The coprimary end points were the proportion of patients who achieved an IGA of clear (0) or almost clear (1) and a ≥2 point reduction from baseline at week 12; and the proportion of patients who achieved EASI-75 response at week 12. 

Results from JADE TEEN showed that 39% and 46% of patients treated with abrocitinib 100mg and 200mg, respectively, achieved an IGA 0 or 1 response compared with 24% of patients treated with placebo. At week 12, 71% and 64% of patients treated with abrocitinib 100mg and 200mg, respectively, achieved an EASI-75 response compared with 41% of patients who received placebo.

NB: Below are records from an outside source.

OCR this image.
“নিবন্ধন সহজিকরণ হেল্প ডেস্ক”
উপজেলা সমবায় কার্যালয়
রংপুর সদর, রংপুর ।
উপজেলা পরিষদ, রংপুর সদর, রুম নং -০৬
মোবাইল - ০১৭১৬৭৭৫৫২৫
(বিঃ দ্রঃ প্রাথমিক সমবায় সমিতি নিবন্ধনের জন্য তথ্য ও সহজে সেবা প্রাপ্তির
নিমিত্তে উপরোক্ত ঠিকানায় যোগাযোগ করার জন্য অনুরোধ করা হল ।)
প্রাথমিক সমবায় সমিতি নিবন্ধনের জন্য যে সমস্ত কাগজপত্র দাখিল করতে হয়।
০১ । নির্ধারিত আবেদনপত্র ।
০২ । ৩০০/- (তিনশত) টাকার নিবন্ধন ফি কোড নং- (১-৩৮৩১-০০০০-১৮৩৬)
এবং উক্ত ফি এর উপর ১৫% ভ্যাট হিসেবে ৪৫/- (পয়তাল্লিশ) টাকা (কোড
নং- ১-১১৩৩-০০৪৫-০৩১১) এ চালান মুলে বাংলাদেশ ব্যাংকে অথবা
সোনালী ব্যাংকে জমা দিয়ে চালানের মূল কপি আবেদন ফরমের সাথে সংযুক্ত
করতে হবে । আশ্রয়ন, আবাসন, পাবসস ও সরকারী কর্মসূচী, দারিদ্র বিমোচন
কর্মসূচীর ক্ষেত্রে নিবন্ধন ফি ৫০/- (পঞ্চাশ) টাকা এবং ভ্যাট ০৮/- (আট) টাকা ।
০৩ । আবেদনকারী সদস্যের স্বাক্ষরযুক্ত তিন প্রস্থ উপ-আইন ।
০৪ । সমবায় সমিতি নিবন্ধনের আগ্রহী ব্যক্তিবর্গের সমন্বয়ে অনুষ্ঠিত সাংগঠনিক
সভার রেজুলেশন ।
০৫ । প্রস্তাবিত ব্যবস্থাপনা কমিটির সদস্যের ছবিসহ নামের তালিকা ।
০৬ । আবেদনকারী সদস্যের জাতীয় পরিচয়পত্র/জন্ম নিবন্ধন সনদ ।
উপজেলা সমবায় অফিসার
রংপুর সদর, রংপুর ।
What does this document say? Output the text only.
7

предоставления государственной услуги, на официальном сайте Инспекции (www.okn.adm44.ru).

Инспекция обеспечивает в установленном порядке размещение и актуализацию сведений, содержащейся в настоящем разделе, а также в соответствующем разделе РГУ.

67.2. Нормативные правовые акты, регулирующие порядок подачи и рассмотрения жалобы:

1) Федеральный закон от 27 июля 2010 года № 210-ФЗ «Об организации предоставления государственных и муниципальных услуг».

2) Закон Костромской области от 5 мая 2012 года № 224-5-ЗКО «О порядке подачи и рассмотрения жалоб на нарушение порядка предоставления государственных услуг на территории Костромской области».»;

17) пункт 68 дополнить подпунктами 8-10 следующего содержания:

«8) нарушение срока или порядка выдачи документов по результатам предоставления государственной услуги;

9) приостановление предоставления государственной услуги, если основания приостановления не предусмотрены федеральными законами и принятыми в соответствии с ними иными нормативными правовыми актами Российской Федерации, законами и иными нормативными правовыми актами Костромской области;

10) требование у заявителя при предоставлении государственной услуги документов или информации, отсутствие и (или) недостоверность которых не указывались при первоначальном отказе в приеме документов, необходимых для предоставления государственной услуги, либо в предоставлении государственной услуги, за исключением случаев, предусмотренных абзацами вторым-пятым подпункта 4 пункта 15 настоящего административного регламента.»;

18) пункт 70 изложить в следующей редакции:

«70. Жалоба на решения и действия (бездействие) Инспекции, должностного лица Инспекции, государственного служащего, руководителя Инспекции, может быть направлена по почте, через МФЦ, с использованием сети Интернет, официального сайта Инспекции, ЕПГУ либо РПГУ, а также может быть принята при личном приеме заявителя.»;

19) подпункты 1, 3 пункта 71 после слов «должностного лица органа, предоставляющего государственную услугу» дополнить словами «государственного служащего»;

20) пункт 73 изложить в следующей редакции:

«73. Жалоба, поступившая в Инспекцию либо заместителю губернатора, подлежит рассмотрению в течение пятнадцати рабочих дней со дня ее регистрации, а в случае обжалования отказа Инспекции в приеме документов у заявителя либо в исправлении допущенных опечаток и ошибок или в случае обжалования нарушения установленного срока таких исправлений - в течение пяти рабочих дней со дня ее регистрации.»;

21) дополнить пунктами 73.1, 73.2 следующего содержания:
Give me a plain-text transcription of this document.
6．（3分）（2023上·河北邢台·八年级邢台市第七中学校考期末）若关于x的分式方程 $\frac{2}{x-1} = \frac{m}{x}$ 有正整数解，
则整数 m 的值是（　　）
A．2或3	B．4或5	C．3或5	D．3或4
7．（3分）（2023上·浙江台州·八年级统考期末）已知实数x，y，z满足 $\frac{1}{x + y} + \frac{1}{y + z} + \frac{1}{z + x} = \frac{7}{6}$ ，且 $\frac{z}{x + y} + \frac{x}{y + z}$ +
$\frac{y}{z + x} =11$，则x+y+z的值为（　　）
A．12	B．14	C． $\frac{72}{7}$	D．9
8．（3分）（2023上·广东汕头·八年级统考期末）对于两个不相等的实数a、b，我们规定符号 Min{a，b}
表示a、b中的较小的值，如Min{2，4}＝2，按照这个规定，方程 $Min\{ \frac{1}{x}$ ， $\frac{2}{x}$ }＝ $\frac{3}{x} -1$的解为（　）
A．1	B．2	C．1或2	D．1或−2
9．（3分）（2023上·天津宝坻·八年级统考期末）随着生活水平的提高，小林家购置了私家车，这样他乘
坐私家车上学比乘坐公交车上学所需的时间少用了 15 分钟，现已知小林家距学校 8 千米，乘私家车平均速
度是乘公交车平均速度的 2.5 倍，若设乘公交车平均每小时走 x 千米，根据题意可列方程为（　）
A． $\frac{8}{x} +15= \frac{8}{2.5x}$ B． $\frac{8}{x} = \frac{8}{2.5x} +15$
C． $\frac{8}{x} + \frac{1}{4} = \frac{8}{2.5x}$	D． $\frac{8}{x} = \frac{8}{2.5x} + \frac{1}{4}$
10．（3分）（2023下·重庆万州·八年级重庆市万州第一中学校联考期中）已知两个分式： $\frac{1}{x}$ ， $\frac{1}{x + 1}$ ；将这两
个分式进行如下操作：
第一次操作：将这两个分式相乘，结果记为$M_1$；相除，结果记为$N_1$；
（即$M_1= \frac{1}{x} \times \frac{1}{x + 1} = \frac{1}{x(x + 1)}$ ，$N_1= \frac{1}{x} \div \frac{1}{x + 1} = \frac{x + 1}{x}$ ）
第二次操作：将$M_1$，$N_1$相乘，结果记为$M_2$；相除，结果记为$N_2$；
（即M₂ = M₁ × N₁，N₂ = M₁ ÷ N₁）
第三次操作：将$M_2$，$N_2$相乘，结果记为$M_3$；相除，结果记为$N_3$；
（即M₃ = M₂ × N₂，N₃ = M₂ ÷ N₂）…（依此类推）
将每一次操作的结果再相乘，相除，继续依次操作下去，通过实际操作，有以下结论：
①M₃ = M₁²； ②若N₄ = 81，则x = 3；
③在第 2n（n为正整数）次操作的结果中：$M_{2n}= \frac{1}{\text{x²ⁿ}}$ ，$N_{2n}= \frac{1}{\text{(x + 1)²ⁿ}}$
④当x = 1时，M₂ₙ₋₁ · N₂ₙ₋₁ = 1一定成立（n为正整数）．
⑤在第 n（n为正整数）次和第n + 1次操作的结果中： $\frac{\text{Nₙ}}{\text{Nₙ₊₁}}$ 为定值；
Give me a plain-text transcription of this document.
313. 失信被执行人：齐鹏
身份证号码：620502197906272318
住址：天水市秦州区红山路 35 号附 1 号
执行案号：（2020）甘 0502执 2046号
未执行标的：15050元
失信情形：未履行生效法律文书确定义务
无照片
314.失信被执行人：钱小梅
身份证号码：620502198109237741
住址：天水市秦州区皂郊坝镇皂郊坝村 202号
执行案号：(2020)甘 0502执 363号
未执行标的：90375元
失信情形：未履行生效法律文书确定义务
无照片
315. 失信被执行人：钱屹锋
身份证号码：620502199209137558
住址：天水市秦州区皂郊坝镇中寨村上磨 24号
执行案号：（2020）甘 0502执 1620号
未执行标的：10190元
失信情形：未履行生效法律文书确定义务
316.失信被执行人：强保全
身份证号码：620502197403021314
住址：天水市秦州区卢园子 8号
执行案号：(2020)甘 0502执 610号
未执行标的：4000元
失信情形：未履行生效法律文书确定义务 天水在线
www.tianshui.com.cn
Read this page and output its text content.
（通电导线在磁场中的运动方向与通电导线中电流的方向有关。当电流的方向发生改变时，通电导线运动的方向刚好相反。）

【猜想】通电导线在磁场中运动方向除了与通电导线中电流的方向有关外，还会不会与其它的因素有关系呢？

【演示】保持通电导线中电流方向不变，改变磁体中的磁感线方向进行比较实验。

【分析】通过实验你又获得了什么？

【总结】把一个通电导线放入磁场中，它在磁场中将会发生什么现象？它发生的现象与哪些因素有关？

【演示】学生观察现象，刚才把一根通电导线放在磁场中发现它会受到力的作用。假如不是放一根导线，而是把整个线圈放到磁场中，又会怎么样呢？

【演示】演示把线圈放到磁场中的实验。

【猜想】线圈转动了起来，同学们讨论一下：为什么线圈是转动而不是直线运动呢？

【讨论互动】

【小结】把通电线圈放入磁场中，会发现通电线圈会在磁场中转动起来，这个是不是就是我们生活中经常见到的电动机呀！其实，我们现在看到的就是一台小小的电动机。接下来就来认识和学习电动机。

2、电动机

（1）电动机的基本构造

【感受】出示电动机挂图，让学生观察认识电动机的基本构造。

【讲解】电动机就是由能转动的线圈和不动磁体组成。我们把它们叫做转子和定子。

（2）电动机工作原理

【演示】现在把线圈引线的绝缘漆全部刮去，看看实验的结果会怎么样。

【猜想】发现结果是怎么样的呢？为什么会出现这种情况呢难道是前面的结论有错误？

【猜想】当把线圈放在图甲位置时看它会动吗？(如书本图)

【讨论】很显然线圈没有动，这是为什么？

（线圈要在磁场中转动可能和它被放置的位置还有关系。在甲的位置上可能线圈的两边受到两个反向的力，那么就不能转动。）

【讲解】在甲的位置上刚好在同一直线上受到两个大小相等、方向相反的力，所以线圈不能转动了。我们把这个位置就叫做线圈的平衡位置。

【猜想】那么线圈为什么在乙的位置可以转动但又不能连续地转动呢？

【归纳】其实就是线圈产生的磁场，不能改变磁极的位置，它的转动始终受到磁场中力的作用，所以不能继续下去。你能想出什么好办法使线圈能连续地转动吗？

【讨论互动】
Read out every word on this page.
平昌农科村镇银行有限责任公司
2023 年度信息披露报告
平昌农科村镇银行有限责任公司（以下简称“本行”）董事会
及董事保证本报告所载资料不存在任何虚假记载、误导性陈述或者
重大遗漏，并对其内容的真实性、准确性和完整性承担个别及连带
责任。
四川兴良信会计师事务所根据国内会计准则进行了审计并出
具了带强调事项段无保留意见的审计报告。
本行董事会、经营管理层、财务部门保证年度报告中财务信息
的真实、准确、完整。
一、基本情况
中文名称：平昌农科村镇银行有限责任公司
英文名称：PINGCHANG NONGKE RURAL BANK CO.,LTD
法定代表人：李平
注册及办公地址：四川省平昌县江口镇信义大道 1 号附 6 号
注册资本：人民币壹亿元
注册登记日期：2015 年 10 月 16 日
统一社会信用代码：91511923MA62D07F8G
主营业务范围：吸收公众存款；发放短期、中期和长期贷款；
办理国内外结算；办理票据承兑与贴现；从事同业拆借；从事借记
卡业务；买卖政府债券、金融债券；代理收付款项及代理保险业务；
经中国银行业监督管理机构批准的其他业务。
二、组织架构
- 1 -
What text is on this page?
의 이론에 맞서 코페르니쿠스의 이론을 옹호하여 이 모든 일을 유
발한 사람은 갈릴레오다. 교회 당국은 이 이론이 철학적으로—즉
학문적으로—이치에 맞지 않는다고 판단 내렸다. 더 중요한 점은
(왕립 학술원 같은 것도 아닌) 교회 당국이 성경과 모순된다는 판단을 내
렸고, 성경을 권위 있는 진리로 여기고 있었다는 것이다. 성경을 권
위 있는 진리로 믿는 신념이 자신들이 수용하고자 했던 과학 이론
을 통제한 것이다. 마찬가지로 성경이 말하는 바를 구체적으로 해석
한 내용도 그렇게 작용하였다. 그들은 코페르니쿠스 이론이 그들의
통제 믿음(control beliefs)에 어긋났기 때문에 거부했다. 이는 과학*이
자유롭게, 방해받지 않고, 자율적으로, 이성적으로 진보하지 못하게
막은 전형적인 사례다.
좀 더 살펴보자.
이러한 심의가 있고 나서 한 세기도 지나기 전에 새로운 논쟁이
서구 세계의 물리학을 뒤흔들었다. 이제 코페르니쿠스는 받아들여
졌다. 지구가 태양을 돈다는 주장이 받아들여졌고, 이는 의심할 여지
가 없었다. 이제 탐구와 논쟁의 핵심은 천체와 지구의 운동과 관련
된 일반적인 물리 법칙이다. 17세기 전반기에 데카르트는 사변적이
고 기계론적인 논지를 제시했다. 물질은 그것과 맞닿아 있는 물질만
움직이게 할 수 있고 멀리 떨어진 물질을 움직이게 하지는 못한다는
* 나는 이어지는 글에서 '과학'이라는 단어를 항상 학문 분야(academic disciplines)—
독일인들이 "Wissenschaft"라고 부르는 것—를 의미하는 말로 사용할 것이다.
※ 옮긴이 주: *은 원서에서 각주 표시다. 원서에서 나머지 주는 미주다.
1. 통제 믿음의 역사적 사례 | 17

Additionally, a greater proportion of patients treated with abrocitinib 100mg and 200mg achieved at least a 4-point decrease from baseline in Peak Pruritus Numerical Rating Scale score at week 2 compared with placebo (13% and 25% vs 8%, respectively).

Cibinqo Note

Not Applicable

Cibinqo Patient Counseling

Patient Counseling

Report serious infections while taking Cibinqo.

Risk of herpes zoster increased while on treatment.

May increase the risk of certain cancers; periodic skin examinations are recommended. 

Limit exposure to sunlight and UV light; wear protective clothing and use broad spectrum sunscreen.

May increase the risk of major adverse cardiovascular events, especially in current or past smokers or those with CV risk factors.

DVT and PE have been reported; report immediately if signs/symptoms develop.

May affect certain blood tests.

Avoid live vaccines right before, during, and right after Cibinqo treatment.

Retinal detachment has been reported; report immediately if sudden vision changes occur.

Cibinqo may impair fertility.

Avoid breastfeeding during treatment.